Ses deux enfant fouillèrent en vain les appartements de Dante, et ne trouvèrent pas les précieux écrits. Ils avaient cessé d’y croire lorsque, plusieurs jours plus tard, son fils Jacopo vit son père en rêve. Ce dernier lui apparût dans sa chambre, enrobé d’une lueur surnaturelle.

Jacopo lui demanda alors si il avait achevé la Divine Comédie. De par un mouvement de tête, Dante répondit positivement et lui indiqua, dans son ancienne chambre, l’emplacement d’une cachette secrète.
Après avoir pris comme témoin un homme de loi qui avait été un bon ami de Dante, Jacopo et son frère allèrent à l’endroit indiqué par l’apparition la nuit précédente.
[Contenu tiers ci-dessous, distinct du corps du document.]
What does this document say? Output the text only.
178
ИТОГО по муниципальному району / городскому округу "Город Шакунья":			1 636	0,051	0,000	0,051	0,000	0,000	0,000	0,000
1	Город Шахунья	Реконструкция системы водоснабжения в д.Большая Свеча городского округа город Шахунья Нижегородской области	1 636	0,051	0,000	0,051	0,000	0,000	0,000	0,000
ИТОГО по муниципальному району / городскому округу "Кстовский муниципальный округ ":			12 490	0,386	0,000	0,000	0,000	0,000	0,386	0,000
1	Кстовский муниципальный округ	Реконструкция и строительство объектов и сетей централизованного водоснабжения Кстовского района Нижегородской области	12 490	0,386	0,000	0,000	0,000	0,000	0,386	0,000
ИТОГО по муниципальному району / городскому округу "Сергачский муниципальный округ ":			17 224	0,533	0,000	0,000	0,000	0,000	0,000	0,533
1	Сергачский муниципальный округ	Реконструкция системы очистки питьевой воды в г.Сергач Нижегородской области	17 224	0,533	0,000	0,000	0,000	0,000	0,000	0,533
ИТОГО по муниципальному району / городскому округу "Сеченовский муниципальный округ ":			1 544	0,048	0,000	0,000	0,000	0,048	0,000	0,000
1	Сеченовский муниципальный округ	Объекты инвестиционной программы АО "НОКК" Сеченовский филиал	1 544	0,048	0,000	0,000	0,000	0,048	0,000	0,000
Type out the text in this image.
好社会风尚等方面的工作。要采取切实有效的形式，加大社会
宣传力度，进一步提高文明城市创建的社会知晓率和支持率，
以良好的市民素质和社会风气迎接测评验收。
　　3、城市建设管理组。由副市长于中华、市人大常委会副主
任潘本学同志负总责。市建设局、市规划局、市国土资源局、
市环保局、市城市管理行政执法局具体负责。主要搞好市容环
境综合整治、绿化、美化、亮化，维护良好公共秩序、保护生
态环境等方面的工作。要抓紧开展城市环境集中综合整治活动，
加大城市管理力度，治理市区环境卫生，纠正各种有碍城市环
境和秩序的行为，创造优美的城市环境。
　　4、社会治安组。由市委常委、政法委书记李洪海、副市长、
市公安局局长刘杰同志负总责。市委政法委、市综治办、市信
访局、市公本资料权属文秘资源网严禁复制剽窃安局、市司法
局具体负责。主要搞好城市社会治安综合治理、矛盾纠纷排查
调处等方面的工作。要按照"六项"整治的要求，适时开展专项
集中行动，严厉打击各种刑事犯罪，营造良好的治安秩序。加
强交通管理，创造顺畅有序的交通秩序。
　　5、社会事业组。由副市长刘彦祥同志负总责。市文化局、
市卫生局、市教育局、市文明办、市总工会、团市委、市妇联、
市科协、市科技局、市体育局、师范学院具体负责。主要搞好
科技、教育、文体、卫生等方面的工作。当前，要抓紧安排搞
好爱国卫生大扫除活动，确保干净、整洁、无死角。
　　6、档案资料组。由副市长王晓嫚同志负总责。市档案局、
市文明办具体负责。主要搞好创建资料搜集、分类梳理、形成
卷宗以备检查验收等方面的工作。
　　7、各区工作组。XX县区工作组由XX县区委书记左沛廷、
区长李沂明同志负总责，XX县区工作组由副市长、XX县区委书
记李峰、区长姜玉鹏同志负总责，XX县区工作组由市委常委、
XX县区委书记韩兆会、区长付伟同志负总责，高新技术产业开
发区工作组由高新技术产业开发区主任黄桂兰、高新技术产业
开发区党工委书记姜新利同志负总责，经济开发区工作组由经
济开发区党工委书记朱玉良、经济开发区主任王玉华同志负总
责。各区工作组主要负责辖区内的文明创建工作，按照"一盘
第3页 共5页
Ils trouvèrent la cachette secrète dans le mur, à l’emplacement exact que Dante lui avait montré. A l’intérieur se trouvait de vieux papiers couverts de moisissure. Avec grands soins et la précaution nécessaire, ils purent les nettoyer et finalement réaliser qu’ils avaient bel et bien trouvé la partie manquante de la Divine Comédie. Ainsi, sans l’étrange apparition de ce fantôme en rêve, l’un des plus grands poèmes de tous les temps serait demeuré incomplet.